Details on the meaning of the SLURM script are covered below in the SLURM section. The most important lines are the '#SBATCH --nodes=1:ntasks=1 mem=2880'. The first instructs SLURM to select 1 resource 'chunk' with 1 processor (core) and 2,880 MBs of memory in it for the job. The second instructs SLURM to place this job wherever the least used resources can be found (freely). The master compute node that SLURM finally selects to run your job will be printed in the SLURM output file by the 'hostname' command.

To run TOPHAT in parallel-threads mode several changes to the script are required. Here is a modified script that shows how to run TOPHAT using two threads. ANDY has as many as 8 physical compute cores per compute node, and therefore as many as 8 cores-threads might be chosen. Once a parallel job starts it will generally (not always) complete in less time, but jobs requesting a larger the number of cores-threads or memory per node may wait longer to start on a busy system as SLURM looks for a compute node with all the resources requested.

#!/bin/bash
#SLURM --partition production
#SBATCH --job-name TOPHAT_threads
#SBATCH --nodes=1
#SBATCH --ntasks=2
#SBATCH --mem=5760

# Find out name of master execution host (compute node)
echo -n ">>>> SBATCH Master compute node is: "
hostname

# You must explicitly change to the working directory in SBATCH
cd $SBATCH_SUBMIT_DIR

# Point to the execution directory to run
echo ">>>> Begin TOPHAT Threaded Run ..."
tophat -p 2 -r 20 test_ref reads_1.fq reads_2.fq > tophat_thrds.out 2>&1
echo ">>>> End   TOPHAT Threaded Run ..."

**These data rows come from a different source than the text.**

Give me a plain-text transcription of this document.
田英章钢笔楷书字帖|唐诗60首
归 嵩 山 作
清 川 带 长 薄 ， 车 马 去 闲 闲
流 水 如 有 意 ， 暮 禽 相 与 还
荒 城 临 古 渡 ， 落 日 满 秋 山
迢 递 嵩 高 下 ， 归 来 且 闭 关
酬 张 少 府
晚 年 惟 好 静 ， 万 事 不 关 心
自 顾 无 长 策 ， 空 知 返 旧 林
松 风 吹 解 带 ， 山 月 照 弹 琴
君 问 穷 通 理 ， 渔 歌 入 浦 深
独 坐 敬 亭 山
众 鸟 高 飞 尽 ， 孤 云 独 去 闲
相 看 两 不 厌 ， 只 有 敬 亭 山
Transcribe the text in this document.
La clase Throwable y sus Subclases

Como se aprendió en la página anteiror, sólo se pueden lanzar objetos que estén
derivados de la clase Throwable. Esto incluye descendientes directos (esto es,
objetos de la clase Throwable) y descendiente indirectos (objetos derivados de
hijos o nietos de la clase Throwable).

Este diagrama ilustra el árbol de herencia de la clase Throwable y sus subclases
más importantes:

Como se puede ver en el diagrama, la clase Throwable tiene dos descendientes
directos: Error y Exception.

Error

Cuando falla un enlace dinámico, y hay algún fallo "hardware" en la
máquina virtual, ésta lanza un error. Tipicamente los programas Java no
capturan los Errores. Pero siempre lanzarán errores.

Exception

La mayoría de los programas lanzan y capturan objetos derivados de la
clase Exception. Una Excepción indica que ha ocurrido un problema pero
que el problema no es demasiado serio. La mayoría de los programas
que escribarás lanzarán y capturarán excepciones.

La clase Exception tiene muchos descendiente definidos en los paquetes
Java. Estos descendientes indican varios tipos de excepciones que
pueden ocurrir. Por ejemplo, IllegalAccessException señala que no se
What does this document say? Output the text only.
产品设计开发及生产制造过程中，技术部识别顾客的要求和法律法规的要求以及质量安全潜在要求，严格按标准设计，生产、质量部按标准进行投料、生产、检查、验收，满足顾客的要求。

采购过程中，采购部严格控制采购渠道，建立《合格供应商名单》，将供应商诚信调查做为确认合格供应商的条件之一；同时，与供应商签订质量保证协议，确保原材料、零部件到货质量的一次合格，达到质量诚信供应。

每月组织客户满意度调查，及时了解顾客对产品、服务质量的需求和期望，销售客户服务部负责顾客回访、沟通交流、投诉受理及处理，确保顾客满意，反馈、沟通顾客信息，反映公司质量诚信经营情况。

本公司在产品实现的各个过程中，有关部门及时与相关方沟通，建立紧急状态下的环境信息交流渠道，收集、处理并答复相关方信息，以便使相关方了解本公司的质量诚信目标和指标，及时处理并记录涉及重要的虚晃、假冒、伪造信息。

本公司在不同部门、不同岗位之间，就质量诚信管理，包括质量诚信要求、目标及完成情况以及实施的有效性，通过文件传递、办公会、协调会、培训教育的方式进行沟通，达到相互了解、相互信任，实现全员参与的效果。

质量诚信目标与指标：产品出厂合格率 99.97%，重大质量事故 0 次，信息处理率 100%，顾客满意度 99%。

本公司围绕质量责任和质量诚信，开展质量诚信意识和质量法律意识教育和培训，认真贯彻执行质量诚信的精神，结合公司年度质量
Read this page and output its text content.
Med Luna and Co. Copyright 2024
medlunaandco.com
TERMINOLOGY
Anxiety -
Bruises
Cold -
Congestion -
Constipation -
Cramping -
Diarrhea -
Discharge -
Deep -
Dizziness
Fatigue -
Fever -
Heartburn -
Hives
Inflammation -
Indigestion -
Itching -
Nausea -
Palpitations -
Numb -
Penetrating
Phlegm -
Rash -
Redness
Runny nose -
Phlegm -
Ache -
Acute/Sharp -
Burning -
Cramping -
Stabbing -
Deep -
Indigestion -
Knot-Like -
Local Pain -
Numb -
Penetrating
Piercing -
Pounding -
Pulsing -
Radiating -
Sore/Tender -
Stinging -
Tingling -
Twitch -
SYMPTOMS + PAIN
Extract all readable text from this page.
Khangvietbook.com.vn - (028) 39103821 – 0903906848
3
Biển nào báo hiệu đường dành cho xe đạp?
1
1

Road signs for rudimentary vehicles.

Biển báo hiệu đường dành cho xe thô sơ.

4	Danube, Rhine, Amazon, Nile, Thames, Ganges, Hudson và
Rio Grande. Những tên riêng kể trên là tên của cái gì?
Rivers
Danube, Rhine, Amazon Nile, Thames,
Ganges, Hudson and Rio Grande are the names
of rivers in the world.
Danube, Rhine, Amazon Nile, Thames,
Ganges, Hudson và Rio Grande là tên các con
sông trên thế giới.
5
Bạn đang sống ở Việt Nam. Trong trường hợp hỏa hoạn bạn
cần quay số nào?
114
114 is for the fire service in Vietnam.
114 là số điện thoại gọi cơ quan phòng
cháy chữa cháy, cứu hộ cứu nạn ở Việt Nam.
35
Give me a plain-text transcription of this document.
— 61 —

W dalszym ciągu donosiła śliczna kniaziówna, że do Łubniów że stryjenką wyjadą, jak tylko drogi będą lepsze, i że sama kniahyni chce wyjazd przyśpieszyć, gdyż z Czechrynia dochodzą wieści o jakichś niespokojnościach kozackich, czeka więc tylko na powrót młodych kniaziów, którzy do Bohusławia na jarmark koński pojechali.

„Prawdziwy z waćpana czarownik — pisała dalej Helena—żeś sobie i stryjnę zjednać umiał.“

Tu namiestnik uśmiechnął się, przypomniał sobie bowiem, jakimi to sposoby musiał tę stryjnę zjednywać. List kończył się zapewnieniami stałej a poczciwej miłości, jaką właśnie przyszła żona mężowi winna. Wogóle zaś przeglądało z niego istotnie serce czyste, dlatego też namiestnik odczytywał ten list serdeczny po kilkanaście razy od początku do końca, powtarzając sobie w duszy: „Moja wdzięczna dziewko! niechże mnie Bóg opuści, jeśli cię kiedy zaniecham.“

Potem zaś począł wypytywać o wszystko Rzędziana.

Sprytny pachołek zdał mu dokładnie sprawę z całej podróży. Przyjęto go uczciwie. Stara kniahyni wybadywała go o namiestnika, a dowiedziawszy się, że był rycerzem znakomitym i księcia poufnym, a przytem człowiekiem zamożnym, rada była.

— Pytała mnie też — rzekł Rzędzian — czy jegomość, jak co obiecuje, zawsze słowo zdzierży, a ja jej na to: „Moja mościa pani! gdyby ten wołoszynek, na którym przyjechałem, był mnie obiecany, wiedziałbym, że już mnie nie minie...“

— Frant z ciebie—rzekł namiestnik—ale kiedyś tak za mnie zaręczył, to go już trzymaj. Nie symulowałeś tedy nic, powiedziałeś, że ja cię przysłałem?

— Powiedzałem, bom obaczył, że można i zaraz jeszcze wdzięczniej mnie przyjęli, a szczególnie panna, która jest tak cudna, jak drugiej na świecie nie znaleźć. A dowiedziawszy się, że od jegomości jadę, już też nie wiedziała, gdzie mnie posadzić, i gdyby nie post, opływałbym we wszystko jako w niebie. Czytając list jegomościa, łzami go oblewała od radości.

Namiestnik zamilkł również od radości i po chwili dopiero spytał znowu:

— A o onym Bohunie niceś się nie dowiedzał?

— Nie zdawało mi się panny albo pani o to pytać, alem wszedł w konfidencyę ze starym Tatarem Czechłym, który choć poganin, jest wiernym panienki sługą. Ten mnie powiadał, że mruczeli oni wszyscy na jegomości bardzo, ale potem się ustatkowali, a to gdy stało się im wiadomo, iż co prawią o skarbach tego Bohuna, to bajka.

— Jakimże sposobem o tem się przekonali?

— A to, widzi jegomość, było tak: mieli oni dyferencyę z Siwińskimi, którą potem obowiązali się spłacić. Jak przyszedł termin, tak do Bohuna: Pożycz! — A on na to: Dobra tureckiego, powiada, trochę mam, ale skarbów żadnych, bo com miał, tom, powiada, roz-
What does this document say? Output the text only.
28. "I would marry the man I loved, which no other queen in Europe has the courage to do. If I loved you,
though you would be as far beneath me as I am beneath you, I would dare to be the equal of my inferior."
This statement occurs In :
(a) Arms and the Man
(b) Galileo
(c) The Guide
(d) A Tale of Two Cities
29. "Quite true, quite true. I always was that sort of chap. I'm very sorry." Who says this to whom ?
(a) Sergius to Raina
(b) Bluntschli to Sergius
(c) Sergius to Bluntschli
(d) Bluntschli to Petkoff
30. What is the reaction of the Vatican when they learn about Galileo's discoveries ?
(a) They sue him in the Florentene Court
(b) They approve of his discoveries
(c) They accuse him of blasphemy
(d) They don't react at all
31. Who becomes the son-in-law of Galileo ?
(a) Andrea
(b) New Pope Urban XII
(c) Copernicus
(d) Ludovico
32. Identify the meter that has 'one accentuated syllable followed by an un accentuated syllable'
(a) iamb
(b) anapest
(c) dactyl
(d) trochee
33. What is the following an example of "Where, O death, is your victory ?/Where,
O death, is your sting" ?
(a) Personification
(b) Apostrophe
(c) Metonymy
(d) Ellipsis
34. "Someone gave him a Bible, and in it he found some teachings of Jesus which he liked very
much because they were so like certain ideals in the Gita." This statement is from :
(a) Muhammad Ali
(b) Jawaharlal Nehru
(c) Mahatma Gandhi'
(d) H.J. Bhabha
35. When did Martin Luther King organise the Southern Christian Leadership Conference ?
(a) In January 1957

Notice the difference in the '-l select' line where the resource 'chunk' now includes 2 cores (ntasks=2) and requests twice as much memory as before. Also, notice that the TOPHAT command-line now includes the '-p 2' option to run the code with 2 threads working in parallel. Perfectly or 'embarrassingly' parallel workloads can run close to 2, 4, or more times as fast as the same workload in serial mode depending on the number of threads requested, but workloads cannot be counted on to be perfectly parallel.

The speed ups that you observe will typically be less than perfect and diminish as you ask for more cores-threads. Large data jobs will typically scale more efficiently as you add cores-threads, but users should take note of the performance gains that they see as cores-threads are added and select a core-thread count the provides efficient scaling and avoids diminishing returns.